I read Ashes of Honor, some more of Games Creatures Play, and then a good chunk of The King Must Die, plus I got caught up on Facebook and Twitter (well as much as one can say caught up with either of those). I would have played Pokémon but I was tantalisingly just out of reach of the nearest stop and low on balls.

The rest of the time I had a number of visits from various people including nurses, the surgeon, and the anaesthetist, all who asked me for my allergies/intolerances, date of birth, and address. I know why they do it (so they know they have the right patient with the right notes), but it's both boring and exasperating after a while. At about 16:30 I was given my oh-so-sexy support stockings and put into the gown to be wheeled down. As I was moving from one bed area to another we took all my stuff with me to go into a locker while I was in surgery.

I came around about 6ish I think, and sat up. Lady next to me had had "growths" removed and was very groggy, but I didn't feel too bad so I stayed sitting up all the way back to the Unit. They found some endometrium where it shouldn't be, and removed it. Hopefully things will be a little better now... I had to drink a ton of water once I was in recovery because they won't let you out until you pee. My bladder was happy to take about 2 pints before it would go, so I was stuck there until about 8pm.

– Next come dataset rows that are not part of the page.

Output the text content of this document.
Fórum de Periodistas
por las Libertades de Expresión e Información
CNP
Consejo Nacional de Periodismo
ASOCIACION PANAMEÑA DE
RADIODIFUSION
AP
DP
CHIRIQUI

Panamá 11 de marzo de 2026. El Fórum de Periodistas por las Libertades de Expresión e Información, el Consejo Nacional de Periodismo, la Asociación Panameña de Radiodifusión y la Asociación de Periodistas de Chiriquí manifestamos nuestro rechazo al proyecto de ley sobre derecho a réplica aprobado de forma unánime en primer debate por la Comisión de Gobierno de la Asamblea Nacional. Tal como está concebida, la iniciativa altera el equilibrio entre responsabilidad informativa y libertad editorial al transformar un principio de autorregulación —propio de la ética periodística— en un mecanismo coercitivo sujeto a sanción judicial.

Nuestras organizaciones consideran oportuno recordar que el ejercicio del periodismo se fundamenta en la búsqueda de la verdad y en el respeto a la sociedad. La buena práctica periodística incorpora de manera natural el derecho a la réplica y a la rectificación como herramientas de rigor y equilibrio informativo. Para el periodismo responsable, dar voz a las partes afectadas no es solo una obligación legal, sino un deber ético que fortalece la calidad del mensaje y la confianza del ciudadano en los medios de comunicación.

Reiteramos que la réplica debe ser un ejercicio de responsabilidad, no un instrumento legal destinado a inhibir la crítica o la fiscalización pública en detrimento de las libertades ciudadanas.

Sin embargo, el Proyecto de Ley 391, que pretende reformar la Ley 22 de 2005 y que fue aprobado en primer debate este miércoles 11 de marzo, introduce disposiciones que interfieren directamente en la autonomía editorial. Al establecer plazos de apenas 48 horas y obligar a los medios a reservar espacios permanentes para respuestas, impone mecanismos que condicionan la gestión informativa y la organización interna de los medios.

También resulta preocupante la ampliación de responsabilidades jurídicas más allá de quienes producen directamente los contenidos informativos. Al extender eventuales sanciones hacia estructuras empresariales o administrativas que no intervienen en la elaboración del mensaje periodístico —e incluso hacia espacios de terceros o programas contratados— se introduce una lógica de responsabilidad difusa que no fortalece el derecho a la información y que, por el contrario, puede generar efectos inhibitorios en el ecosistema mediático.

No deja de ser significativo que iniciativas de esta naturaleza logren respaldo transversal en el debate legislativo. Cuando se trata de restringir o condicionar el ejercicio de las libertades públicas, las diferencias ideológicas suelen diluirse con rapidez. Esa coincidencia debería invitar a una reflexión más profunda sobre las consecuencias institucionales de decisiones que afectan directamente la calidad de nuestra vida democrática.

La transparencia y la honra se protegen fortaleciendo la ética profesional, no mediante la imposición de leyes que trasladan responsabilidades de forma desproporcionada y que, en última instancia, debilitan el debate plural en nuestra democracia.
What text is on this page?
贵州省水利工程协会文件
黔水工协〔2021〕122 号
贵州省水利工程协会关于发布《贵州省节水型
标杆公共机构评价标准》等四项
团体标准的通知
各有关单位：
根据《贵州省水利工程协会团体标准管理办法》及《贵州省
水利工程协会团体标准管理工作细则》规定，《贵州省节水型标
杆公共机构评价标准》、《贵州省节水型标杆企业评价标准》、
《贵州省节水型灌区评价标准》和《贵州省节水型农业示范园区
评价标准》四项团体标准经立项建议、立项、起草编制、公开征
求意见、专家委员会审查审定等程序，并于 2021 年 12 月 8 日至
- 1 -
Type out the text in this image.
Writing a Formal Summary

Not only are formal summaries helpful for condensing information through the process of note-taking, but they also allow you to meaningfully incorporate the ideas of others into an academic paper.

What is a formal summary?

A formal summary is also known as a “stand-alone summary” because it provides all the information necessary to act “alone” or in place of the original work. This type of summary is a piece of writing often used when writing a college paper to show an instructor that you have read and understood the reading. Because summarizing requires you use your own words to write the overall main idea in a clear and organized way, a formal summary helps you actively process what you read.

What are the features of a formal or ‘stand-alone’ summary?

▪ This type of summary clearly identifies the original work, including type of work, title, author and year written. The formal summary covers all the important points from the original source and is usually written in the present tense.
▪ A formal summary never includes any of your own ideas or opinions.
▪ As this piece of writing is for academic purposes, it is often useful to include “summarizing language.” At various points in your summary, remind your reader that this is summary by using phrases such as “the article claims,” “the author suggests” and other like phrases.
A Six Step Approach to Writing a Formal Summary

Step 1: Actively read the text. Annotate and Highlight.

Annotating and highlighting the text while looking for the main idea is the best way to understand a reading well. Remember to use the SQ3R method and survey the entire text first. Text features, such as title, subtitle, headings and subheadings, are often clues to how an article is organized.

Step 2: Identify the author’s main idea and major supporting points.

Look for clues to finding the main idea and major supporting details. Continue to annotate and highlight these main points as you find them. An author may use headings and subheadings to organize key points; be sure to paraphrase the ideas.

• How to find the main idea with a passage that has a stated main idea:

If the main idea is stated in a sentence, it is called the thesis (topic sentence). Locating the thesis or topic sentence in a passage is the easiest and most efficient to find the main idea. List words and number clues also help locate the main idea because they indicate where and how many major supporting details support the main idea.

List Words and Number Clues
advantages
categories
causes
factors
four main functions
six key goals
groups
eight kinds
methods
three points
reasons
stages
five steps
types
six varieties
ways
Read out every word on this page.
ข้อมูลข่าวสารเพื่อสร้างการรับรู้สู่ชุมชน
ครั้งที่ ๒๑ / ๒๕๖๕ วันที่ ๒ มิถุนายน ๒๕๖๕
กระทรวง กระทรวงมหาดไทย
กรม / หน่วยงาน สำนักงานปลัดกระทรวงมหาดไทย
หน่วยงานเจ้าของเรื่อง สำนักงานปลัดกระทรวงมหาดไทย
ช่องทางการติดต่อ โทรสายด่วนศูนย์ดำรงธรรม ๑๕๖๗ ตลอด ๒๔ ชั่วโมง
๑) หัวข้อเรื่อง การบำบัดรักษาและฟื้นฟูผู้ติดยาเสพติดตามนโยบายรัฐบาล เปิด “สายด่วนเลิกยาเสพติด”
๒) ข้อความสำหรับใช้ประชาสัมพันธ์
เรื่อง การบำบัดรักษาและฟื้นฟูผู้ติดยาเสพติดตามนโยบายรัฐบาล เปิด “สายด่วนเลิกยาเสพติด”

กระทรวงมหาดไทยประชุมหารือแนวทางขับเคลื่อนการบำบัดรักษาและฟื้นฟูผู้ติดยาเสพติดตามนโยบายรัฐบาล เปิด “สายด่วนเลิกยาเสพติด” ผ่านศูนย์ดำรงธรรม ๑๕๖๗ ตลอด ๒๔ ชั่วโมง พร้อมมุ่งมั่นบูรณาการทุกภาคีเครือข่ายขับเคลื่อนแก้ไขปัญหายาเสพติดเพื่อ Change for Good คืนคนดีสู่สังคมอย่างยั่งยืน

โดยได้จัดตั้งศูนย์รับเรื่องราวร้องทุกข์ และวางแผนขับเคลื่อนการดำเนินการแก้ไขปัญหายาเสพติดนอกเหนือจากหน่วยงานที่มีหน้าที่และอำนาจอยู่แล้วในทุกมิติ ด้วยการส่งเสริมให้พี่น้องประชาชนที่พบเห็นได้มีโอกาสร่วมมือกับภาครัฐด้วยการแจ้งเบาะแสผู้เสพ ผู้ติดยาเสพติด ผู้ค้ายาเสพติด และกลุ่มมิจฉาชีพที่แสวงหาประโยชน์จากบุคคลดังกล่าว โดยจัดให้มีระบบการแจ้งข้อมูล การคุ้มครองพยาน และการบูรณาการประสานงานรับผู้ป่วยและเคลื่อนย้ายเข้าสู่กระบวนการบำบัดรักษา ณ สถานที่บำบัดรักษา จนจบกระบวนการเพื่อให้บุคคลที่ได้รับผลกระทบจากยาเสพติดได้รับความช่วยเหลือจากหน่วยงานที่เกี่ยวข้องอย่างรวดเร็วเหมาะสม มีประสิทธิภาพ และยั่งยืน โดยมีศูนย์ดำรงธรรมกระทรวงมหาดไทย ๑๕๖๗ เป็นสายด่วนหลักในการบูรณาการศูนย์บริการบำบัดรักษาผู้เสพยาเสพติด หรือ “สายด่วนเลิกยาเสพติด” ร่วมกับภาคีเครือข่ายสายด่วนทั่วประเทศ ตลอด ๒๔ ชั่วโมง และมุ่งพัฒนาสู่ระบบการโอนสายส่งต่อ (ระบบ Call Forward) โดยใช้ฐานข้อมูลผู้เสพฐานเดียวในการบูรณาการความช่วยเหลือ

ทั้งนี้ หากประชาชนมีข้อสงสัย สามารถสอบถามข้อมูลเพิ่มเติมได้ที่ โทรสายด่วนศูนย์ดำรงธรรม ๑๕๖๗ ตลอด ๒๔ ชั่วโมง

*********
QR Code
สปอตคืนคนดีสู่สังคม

Other slightly random thoughts:
  • My anaesthetist was great and had a funky moustache. He agreed to gas me until I was under enough to not know there was a needle nearby. Good man!
  • I have a slow release bladder - I was still able to pee at nearly 16:30 before I was wheeled down, despite having drunk nothing since I was admitted at 09:30... Bodies are weird!
  • Gas is much nicer than injections but I was burping it for 2 days afterwards and it tastes BAD!
  • Recovery is both fast and slow - healing was very quick and clean, but I am still pretty tired 2 weeks later. It also occasionally twinges. I'm told this is because healing starts at the skin and works inwards, so while the holes are closed up now, the insides are still stab wounded.